SungKyunKwan University, South Korea

Title: Peptide PEGylation strategies for drug development

Biography

Biography: Kang Choon Lee

Abstract

Statement of the Problem: The tremendous potential of peptide drugs is hampered by the short half-lives in vivo, resulting in a significantly lowered potency than their activity seen in vitro. These short-acting therapeutic agents require frequent dosing profiles that can reduce applicability to the clinic, particularly for chronic conditions. Therefore, half-life extension technologies are entering the clinic to enable improved or new biologic therapies.

Methodology & Theoretical Orientation: PEGylation is a commonly utilized technique to improve drug blood circulation time, reduce immunogenicity, and decrease dosing frequency of peptide and protein drugs. As with any form of molecular modification, the active site is affected and can drastically decrease the bioactivity of the therapeutic agent due to the steric hindrance, especially when conjugate small molecular weight molecules such as peptides with high molecular weight PEGs. Therefore, it is generally accepted that a balance must be obtained between the molecular weight of the PEG and the activity of the therapeutic molecule to reach a sufficient drug efficacy. To solve this problem, we focused on the balancing between PEG size and shape in addition to the site-specific bioconjugation.

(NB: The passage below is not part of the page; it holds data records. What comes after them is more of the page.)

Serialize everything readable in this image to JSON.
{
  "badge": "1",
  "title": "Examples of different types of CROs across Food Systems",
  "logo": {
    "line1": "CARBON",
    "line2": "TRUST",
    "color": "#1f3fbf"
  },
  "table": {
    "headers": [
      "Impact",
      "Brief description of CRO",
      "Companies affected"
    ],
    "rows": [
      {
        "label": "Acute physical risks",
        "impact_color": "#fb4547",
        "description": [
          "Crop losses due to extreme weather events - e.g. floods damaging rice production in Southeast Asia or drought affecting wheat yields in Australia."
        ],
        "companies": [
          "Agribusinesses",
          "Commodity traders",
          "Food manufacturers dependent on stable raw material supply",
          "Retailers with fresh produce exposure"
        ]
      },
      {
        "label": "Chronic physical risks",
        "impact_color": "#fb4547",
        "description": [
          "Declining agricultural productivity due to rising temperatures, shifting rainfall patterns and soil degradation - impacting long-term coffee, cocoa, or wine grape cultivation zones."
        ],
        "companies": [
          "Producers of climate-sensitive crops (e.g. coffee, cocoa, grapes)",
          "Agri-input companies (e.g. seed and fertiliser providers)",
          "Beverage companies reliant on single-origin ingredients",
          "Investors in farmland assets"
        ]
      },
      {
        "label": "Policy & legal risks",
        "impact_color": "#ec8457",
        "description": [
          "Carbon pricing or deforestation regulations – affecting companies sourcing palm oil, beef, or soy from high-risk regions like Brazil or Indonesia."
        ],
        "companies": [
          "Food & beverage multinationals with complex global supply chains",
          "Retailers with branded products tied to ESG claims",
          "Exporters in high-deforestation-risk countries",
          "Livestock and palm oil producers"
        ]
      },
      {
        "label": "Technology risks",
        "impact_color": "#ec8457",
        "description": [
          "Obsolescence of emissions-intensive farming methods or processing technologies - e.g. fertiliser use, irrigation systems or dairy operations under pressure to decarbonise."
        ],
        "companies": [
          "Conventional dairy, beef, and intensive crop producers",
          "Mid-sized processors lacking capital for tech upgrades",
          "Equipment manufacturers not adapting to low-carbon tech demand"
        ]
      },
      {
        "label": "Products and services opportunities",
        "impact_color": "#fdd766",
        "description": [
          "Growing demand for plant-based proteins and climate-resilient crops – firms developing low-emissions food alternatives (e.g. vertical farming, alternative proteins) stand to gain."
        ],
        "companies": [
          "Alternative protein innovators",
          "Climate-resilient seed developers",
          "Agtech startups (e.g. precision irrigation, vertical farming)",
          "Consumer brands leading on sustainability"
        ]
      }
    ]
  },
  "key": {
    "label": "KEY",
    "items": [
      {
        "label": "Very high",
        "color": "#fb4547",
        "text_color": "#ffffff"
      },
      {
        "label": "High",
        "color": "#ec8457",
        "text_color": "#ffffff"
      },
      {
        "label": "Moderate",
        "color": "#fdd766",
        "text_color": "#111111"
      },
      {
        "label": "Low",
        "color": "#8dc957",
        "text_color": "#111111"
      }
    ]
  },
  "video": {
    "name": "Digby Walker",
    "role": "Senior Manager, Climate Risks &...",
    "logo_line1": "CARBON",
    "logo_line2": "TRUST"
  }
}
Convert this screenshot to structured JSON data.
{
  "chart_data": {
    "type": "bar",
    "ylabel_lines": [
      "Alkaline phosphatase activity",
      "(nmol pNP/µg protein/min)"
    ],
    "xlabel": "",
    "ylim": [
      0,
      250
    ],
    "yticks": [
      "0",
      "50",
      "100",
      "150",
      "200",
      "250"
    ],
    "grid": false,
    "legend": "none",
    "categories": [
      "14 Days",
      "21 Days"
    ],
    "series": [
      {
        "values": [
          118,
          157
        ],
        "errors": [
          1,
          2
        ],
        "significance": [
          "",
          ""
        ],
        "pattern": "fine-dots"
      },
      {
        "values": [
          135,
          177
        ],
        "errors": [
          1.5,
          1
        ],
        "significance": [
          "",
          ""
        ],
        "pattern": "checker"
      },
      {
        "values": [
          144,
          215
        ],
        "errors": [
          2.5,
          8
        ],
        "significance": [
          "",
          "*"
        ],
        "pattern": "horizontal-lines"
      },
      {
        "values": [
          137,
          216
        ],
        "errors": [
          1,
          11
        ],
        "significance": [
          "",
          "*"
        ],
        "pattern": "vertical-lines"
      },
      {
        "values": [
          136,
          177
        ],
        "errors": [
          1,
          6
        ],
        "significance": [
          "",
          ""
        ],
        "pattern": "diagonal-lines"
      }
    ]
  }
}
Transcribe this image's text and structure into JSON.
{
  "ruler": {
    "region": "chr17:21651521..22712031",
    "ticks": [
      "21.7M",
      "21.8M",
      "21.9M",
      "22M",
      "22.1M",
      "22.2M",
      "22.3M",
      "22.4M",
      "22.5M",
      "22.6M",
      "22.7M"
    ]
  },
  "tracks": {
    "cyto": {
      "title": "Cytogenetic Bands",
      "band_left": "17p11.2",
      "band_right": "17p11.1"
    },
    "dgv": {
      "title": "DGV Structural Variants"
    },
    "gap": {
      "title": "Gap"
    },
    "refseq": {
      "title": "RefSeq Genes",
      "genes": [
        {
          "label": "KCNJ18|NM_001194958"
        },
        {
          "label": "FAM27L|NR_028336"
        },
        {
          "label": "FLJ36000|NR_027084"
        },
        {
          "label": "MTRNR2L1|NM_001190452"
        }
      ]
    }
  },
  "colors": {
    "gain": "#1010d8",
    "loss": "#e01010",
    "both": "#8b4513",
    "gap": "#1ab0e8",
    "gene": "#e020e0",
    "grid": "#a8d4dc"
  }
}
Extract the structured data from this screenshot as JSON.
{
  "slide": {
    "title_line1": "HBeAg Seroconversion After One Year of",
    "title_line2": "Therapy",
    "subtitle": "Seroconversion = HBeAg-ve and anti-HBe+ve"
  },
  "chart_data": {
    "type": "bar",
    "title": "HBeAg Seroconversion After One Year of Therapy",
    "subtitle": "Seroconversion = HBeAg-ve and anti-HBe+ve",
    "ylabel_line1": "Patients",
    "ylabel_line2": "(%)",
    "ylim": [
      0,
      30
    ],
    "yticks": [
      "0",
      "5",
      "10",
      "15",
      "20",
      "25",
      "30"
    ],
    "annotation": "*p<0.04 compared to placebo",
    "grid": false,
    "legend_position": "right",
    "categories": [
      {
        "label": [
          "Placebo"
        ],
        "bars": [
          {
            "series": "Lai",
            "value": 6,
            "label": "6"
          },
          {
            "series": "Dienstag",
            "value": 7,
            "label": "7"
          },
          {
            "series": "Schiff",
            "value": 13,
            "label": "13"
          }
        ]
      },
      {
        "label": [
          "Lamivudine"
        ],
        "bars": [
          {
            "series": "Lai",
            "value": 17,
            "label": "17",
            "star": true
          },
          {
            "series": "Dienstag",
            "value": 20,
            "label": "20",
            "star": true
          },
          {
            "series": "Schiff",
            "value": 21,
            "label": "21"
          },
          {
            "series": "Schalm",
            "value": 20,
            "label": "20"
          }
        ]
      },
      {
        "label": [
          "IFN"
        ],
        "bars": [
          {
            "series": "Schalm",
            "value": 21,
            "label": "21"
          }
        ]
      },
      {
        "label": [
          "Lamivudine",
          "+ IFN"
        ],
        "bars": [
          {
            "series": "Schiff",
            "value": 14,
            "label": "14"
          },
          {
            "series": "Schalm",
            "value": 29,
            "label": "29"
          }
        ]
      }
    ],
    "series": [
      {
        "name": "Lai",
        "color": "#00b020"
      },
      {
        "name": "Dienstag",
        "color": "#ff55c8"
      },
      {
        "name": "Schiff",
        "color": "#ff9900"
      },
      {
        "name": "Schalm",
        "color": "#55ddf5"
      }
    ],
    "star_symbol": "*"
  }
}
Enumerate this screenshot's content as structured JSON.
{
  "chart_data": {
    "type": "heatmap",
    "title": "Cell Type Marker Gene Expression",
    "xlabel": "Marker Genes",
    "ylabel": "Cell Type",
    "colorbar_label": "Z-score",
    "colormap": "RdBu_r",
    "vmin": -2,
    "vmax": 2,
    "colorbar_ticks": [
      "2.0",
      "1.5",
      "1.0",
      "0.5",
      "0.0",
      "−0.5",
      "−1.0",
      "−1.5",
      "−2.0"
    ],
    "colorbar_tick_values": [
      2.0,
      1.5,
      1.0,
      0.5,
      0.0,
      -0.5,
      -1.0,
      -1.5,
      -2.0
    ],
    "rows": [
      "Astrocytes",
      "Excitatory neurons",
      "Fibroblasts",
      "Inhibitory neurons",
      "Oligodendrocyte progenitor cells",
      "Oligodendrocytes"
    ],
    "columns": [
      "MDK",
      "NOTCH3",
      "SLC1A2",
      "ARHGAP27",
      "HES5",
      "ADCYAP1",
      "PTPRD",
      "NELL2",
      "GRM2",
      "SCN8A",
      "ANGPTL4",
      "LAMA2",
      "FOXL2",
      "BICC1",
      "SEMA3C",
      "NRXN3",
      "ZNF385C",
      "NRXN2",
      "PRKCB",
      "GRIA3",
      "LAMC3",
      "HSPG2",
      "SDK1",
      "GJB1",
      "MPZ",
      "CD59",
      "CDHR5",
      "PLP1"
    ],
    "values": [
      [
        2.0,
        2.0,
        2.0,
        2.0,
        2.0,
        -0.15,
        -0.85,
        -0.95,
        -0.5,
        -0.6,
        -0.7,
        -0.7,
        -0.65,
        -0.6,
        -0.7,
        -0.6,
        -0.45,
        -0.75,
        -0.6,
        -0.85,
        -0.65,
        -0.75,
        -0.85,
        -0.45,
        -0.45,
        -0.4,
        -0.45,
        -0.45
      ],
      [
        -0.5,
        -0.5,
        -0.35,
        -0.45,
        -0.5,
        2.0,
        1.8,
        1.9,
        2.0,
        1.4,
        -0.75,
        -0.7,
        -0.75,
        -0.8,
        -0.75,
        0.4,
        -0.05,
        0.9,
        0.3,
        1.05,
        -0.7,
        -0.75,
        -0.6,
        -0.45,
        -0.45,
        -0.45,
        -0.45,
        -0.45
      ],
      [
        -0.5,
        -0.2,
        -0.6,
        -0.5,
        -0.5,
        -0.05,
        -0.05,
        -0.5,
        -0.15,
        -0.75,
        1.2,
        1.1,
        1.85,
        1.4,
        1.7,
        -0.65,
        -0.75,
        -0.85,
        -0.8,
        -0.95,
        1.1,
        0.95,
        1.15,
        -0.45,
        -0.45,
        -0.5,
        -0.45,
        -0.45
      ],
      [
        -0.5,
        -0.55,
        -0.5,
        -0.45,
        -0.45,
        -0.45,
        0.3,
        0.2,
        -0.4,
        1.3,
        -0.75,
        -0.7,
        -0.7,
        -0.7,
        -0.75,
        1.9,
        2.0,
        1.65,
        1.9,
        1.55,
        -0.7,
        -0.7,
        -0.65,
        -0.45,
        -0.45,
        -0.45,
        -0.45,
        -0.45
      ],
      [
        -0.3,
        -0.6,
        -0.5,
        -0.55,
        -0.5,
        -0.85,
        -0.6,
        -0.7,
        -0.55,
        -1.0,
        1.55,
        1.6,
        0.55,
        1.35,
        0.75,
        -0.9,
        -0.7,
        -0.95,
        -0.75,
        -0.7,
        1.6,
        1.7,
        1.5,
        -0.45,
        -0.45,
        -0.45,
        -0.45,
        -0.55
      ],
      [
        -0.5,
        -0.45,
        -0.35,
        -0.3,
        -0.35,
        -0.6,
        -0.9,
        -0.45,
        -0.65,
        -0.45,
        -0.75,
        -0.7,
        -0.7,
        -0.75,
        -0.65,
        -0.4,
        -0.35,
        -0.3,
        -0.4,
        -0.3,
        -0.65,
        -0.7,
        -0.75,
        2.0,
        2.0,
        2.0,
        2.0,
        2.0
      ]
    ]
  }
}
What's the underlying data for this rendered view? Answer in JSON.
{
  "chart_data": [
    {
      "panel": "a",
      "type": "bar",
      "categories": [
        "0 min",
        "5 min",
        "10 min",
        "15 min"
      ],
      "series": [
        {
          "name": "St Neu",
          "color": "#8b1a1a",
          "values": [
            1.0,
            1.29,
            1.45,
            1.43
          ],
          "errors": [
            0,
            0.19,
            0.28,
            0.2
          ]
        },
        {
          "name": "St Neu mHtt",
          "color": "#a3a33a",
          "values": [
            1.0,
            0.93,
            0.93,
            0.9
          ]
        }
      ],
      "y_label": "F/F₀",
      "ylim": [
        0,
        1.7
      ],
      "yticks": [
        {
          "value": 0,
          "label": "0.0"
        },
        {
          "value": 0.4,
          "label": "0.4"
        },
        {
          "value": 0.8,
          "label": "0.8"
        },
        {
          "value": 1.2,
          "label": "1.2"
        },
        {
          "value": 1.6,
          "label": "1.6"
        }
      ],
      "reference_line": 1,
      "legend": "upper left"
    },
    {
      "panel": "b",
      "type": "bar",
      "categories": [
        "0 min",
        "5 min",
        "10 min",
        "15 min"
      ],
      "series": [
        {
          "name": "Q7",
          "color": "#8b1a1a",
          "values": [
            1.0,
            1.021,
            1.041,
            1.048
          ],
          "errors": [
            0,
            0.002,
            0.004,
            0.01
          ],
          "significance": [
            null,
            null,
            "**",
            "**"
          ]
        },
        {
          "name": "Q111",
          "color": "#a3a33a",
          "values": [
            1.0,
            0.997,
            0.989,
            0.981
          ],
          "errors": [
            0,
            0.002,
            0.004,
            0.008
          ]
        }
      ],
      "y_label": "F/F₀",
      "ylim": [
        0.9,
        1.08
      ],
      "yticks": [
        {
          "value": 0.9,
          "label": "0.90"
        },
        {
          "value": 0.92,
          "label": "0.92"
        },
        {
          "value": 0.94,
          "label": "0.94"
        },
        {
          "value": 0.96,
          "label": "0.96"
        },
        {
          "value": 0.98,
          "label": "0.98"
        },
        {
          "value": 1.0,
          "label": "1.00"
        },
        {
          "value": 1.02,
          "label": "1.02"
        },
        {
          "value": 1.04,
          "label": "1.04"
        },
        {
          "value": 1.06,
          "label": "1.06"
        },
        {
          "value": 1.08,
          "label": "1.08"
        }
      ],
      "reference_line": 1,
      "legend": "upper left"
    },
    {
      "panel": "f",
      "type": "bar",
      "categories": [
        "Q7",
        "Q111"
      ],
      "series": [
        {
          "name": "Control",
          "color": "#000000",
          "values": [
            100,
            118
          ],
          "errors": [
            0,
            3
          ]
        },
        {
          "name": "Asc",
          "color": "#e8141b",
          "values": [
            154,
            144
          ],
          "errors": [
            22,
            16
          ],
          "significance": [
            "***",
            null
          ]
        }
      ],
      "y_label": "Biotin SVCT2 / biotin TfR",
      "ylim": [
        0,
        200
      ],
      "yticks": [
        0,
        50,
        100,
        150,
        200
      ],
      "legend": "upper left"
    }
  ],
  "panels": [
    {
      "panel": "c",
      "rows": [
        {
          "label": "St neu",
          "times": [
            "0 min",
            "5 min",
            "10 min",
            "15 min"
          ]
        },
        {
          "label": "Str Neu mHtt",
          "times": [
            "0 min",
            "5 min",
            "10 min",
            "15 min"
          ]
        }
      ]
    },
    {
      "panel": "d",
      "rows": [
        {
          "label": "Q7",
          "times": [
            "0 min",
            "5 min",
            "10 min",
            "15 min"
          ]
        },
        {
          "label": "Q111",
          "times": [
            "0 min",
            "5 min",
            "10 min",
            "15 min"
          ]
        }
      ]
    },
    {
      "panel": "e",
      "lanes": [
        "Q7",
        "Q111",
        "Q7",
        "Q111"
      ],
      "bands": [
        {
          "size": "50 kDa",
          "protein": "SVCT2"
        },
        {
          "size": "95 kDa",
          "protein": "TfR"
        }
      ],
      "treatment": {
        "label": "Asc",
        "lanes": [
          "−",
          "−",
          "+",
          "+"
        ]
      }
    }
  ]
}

Findings: Unlike the existing PEGylation technology, we developed a novel PEGylation method with a very long half-life combined with the retention of the peptide activity, resulting in a long duration of action with potentially reduced adverse effects in humans. By utilizing this novel PEGylation technique, we designed a new long-acting GLP-1R agonist, PEGylated exendin-4 (Olaedin®). The Olaedin was evaluated extensively in vitro and in vivo with a very long half-life (88 hour in non-human primates vs. 2 hour exendine-4) without the loss of its biological activity. We also tested the therapeutic potential of Olaedin® on the type-2 diabetes and Parkinson’s disease animal models.

Conclusion & Significance: Strategic PEGylation can be a platform technology to extend the half-life while preserving the biological activity of peptide and small protein drugs.